Does any one know who makes the Paini tech 690 tub/shower valve? I think it might be moen but I'm not positive.


----------



## rocksteady (Oct 8, 2008)

Definately not Moen if Paini is the name on the valve. Like this?











This was a customer supplied valve I installed a little while back. 








Paul


----------



## Nate21 (Nov 25, 2011)

Yep that's it, thanks! I guess it's a Italian company...? Hard to get parts for...


----------



## Airgap (Dec 18, 2008)

Looks like the Ferrari of shower valves...


----------



## HOMER (Jun 5, 2011)

Italian brand that was sold at Home Depot Expo stores.

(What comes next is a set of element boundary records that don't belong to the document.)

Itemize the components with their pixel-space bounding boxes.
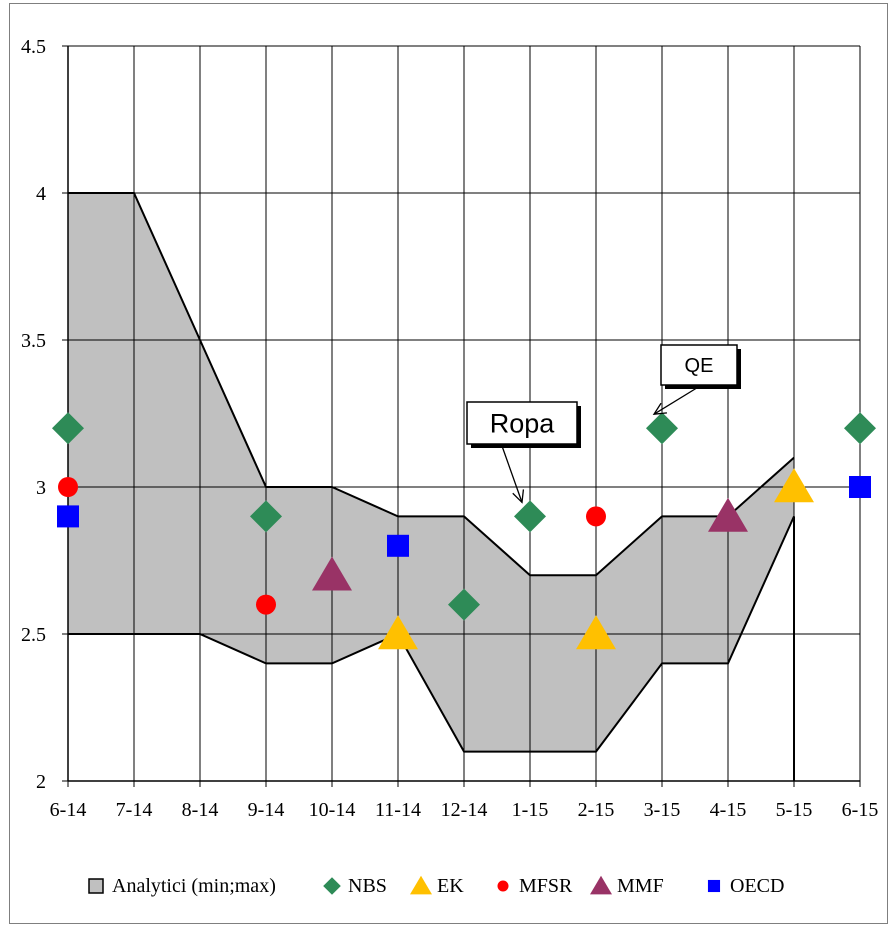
marker-nbs (250, 500, 282, 533)
x-tick-label: 6-15 (842, 799, 879, 821)
x-tick-label: 10-14 (309, 799, 356, 821)
marker-nbs (514, 500, 546, 533)
callout-arrow-head (512, 489, 525, 504)
marker-oecd (57, 505, 79, 528)
legend-item-mfsr: MFSR (497, 875, 573, 897)
legend-item-mmf: MMF (590, 875, 664, 897)
x-tick-label: 4-15 (710, 799, 747, 821)
legend-label: MMF (617, 875, 664, 897)
marker-ek (378, 615, 418, 650)
marker-mfsr (58, 477, 78, 497)
x-tick-label: 7-14 (116, 799, 153, 821)
band-max-line (68, 192, 795, 577)
legend-label: Analytici (min;max) (112, 875, 276, 897)
marker-mfsr (256, 594, 276, 615)
callout-box (466, 401, 578, 445)
x-tick-label: 1-15 (512, 799, 549, 821)
x-tick-label: 8-14 (182, 799, 219, 821)
legend-item-nbs: NBS (323, 875, 387, 897)
marker-nbs (646, 412, 678, 445)
marker-mmf (312, 556, 352, 591)
chart-frame (9, 3, 888, 924)
band-area (68, 193, 794, 752)
annotation-layer: Ropa QE (466, 344, 741, 504)
x-tick-label: 12-14 (441, 799, 488, 821)
marker-oecd (849, 476, 871, 498)
y-tick-label: 4.5 (21, 36, 46, 58)
y-tick-label: 4 (36, 183, 46, 205)
y-tick-label: 2.5 (21, 624, 46, 646)
x-tick-label: 2-15 (578, 799, 615, 821)
callout-ropa: Ropa (466, 401, 581, 504)
y-tick-label: 2 (36, 771, 46, 793)
marker-nbs (52, 412, 84, 445)
legend-label: NBS (348, 875, 387, 897)
legend-label: OECD (730, 875, 784, 897)
legend-marker-oecd (707, 879, 721, 893)
callout-arrow-line (653, 385, 701, 415)
x-tick-label: 5-15 (776, 799, 813, 821)
marker-nbs (844, 412, 876, 445)
marker-layer (52, 412, 876, 650)
marker-oecd (387, 534, 409, 557)
legend-swatch-band (88, 878, 104, 894)
callout-label: Ropa (490, 409, 556, 439)
legend-marker-mfsr (497, 880, 509, 892)
legend-marker-ek (410, 875, 432, 895)
marker-nbs (448, 588, 480, 621)
legend-label: EK (437, 875, 464, 897)
x-tick-label: 11-14 (375, 799, 421, 821)
callout-arrow-line (501, 445, 523, 503)
callout-arrow-head (652, 402, 667, 415)
callout-box (660, 344, 738, 386)
marker-ek (774, 468, 814, 503)
x-tick-label: 3-15 (644, 799, 681, 821)
callout-label: QE (685, 355, 714, 377)
callout-qe: QE (652, 344, 741, 415)
legend-layer: Analytici (min;max) NBS EK MFSR MMF OECD (88, 875, 784, 897)
legend-marker-mmf (590, 875, 612, 895)
legend-item-ek: EK (410, 875, 464, 897)
x-tick-label: 9-14 (248, 799, 285, 821)
marker-ek (576, 615, 616, 650)
legend-label: MFSR (519, 875, 573, 897)
x-tick-label: 6-14 (50, 799, 87, 821)
legend-item-oecd: OECD (707, 875, 784, 897)
marker-mfsr (586, 506, 606, 527)
y-tick-label: 3 (36, 477, 46, 499)
legend-marker-nbs (323, 877, 341, 895)
legend-item-band: Analytici (min;max) (88, 875, 276, 897)
marker-mmf (708, 497, 748, 532)
y-tick-label: 3.5 (21, 330, 46, 352)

may be grouped together as a Pegasus company fixture

call
1-877-580-5682,

for parts if available...



About a year ago I was able to obtain a replacement spray head on a La Toscana pull down K-faucet by calling that number....($ 32 incl shipping)


----------



## Nate21 (Nov 25, 2011)

Thanks! Lately I've ran into a lot of fixtures that were sold at the HD Expo and its been a pain to find any parts for them. I'll try that number and see if they can help me out!


----------



## Redwood (Sep 8, 2008)

HOMER said:


> Italian brand that was sold at Home Depot Expo stores.
> 
> may be grouped together as a Pegasus company fixture
> 
> ...


Hey isn't that Glacier Bay's phone number? :whistling2:


----------



## AKdaplumba (Jan 12, 2010)

Paini is the biggest piece of junk I ever touched...
yes its Italian


Run as fast as you can and don't look back!


----------



## ToUtahNow (Jul 19, 2008)

Redwood said:


> Hey isn't that Glacier Bay's phone number? :whistling2:


1-877-580-5682 = Pegasus


----------



## Redwood (Sep 8, 2008)

ToUtahNow said:


> 1-877-580-5682 = Pegasus


So it rings at the desk next to the Glacier Bay Parts Guy at the Home Depot Office...


----------